Да куда там, она и не слышит! Завид тут собрался с последними силами, кое-как влез на кочку да из пояса вывернулся, покуда Ёрш зевал. Прыгнул дальше, а там уж и выбрел на дрожащих ногах. Умила на колени перед ним упала, так и обняла, мокрого, грязного.
— Я ведь знала, что ты жив, — приговаривает, а у самой слёзы так и бегут. — Сказывали, вы все погорели, Дарко слухи привёз — не верила, сердце чуяло, что вернёшься… Они уж тебя оплакали, а я не верила, ждала!
Да так крепко обнимает, из рук выпустить не может. Чуть отстранится, посмотрит да опять к груди прижмёт.

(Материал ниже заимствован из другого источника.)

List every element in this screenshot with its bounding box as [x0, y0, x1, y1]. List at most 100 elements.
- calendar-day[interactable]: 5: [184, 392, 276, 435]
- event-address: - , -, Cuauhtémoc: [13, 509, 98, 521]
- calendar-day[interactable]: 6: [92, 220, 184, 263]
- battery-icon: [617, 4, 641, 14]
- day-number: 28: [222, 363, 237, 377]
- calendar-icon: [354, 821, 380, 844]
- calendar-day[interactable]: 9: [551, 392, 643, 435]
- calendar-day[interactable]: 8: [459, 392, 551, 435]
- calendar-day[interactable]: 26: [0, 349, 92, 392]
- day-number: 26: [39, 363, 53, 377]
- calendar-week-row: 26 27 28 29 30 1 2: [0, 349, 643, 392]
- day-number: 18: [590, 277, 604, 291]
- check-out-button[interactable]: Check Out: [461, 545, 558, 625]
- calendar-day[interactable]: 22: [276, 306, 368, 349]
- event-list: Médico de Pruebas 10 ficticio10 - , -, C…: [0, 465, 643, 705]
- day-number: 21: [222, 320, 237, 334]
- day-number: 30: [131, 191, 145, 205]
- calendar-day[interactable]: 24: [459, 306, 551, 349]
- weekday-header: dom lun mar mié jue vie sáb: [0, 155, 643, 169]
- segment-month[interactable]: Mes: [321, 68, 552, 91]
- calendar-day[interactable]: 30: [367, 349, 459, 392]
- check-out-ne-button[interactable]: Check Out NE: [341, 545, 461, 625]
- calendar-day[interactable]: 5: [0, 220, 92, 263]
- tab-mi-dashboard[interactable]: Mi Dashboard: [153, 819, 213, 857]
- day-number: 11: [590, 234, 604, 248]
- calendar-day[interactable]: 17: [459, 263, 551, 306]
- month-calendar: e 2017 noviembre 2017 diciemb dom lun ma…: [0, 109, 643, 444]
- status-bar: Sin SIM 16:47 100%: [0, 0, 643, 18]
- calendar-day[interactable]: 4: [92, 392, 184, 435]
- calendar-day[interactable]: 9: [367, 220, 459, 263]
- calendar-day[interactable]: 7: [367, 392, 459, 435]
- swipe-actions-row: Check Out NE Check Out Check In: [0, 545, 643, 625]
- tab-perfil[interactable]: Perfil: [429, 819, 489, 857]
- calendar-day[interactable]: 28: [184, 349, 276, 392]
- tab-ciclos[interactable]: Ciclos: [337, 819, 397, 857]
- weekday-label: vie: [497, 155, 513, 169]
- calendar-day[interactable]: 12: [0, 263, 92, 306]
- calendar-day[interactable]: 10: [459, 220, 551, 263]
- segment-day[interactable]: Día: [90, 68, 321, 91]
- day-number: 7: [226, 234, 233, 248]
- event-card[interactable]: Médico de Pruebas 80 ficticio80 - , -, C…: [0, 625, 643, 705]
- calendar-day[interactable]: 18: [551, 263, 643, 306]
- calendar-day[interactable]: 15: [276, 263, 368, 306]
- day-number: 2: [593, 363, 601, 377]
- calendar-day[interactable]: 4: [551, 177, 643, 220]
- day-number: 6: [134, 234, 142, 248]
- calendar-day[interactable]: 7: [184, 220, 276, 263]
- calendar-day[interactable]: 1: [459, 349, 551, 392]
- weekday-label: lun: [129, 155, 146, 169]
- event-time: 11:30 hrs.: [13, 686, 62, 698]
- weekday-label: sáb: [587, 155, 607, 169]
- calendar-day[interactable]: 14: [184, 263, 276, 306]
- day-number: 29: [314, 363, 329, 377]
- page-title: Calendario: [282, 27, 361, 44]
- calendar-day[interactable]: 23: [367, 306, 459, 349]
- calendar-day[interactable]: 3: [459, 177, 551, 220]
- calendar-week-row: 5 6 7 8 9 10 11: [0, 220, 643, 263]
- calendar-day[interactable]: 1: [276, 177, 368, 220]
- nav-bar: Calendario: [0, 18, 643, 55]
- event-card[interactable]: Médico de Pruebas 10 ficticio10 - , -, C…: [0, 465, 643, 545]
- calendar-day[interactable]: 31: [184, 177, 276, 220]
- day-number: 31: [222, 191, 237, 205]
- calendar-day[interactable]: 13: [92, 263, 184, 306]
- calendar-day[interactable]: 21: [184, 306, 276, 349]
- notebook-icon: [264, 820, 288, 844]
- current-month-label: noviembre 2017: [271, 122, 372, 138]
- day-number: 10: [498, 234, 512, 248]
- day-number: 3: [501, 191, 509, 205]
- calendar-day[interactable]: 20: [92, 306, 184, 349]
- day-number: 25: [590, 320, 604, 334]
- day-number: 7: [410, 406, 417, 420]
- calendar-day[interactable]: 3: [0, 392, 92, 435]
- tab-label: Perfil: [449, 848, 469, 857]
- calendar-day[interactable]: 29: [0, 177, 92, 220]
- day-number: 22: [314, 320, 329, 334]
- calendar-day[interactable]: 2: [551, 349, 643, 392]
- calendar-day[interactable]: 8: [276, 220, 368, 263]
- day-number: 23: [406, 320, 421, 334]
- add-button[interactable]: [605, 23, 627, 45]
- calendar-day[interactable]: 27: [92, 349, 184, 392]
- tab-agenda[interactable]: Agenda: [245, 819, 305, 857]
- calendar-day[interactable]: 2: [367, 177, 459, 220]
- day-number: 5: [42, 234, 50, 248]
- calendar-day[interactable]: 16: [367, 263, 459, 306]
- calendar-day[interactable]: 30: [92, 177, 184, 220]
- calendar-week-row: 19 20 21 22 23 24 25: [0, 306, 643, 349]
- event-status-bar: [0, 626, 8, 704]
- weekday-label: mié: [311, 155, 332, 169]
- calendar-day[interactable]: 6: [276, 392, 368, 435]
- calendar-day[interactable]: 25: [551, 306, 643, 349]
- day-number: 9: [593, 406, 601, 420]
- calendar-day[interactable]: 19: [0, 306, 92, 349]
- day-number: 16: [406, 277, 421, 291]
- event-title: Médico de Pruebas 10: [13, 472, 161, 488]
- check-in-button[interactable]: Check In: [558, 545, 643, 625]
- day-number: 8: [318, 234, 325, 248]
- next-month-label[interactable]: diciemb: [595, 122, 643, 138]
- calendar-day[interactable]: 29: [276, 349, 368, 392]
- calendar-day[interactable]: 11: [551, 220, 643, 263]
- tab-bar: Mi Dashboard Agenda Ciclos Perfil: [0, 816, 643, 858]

Ёрш так и застыл, разведя руки и раскрыв рот. Поморгал, на свой пояс уставился, опоясался и к берегу побрёл. Там с досадой оглядел промокшие ноги и почесал в затылке. Видно было, хочет о чём-то спросить.
— Не тронь нашего волка! — рассердившись, притопнул Божко. — Это мы его нашли, из трясины вытащили — наш это волк! Я его себе возьму, он двор нам будет сторожить и делать, что я велю.
— Разве не видишь, мой он, — сказала Умила, не разжимая рук. — Мой, никому не отдам.
Волк к ней так и льнёт, к плечу жмётся, поскуливает, жалуется. Столько бы ей сказал, да не может. Из глаз его слёзы катятся. Ёрш да Божко недовольно глядят, с ноги на ногу переминаются, да уж ясно, что зверь к ним не пойдёт.
Молчит вечерний лес, глядя на них, только на ближней ветке насвистывает, заливается мелкая птаха, рябенький жаворонок.
Глава 17
Поскрипывает лес. Вздыхают старые сосны, покачивают косматыми головами. Небо над ними уж вызвездило.
Сумрачно в лесу, пахнет хвоей. Вдалеке скрипуче покрикивает птица. За шершавыми рыжими стволами загораются и тут же гаснут огни, будто чьи-то глаза — может, и сам леший решил полюбопытствовать, кто бродит в его владениях.